20120904 AFP An ex-leader of Burundi's former rebel National Liberation Forces on Monday claimed responsibility for a weekend attack near the capital and announced the creation of a new FNL faction.
"We have decided to take up arms against the government under the new banner of FNL-Ubugabo burihabwa," Aloys Nzabampema, the group's "chief of staff", said in a statement.
His statement claimed responsibility for a Sunday evening attack on a military base on the outskirts of Bujumbura in which, he said, rockets were fired towards the airport.
Burundi army spokesman Gaspard Baratuza acknowledged an attack "far from the airport" but said it was done by a "group of bandits" who were quickly repelled.
A diplomatic source told AFP that the 300-500 fighters who have taken to the bush pose a threat to the country's stability and that "they may not worry Bujumbura, but they have the power to destabilise."
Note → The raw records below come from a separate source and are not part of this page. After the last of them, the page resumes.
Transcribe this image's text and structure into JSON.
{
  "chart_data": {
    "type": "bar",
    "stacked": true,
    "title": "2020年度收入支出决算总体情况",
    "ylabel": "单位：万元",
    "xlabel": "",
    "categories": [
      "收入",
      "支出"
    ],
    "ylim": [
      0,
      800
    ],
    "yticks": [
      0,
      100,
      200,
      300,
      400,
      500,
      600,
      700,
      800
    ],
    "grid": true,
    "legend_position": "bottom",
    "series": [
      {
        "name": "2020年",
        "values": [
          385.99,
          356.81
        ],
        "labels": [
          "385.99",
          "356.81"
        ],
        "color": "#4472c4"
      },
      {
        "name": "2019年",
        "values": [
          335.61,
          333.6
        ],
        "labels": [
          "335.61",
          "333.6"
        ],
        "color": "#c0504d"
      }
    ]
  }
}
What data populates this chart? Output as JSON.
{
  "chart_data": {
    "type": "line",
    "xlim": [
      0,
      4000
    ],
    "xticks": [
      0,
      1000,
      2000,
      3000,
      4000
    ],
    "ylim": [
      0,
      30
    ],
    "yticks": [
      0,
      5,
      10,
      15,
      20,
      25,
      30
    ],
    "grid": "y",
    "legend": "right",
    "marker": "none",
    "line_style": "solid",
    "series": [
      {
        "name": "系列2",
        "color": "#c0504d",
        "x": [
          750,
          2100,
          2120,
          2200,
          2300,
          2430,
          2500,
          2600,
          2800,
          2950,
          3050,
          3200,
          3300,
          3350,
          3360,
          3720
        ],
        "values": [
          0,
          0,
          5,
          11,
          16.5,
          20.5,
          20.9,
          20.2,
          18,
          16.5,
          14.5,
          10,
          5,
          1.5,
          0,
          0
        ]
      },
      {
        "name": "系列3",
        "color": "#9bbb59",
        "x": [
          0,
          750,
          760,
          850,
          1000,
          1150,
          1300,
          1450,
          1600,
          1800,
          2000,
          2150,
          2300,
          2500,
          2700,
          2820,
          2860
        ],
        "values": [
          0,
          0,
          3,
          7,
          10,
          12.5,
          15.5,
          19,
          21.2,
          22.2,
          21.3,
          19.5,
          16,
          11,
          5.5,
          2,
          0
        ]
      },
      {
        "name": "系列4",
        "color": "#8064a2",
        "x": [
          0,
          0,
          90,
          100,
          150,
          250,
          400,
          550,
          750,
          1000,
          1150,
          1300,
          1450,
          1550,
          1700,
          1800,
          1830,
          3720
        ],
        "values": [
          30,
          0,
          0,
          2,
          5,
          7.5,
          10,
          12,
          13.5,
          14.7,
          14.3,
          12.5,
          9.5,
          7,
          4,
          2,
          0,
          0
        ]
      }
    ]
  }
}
As the last active rebel group in Burundi, the FNL laid down its arms in April 2009 after a 2006 ceasefire agreement that ended 13 years of civil war in the tiny central African country.
The conflict, in which 300,000 lives are believed to have been lost, pitted Hutu rebels against an army that was then dominated by the Tutsi minority.
In 2010, former FNL leader Agathon Rwasa withdrew from the country's electoral process, disappeared and was soon followed by Nzabampema.
In Monday's statement, Nzabampema claimed he was taking up arms again because of "a policy of extermination of FNL members" by Bujumbura's CNDD-FDD regime, a former Hutu rebel group and now a political party, that has been in power since 2005.
Rights groups as well as the UN's Security Council have voiced concern over a series of "extra-judicial killings" in the country since 2010.
Observers have feared that Burundi could slide back into full-blown civil conflict.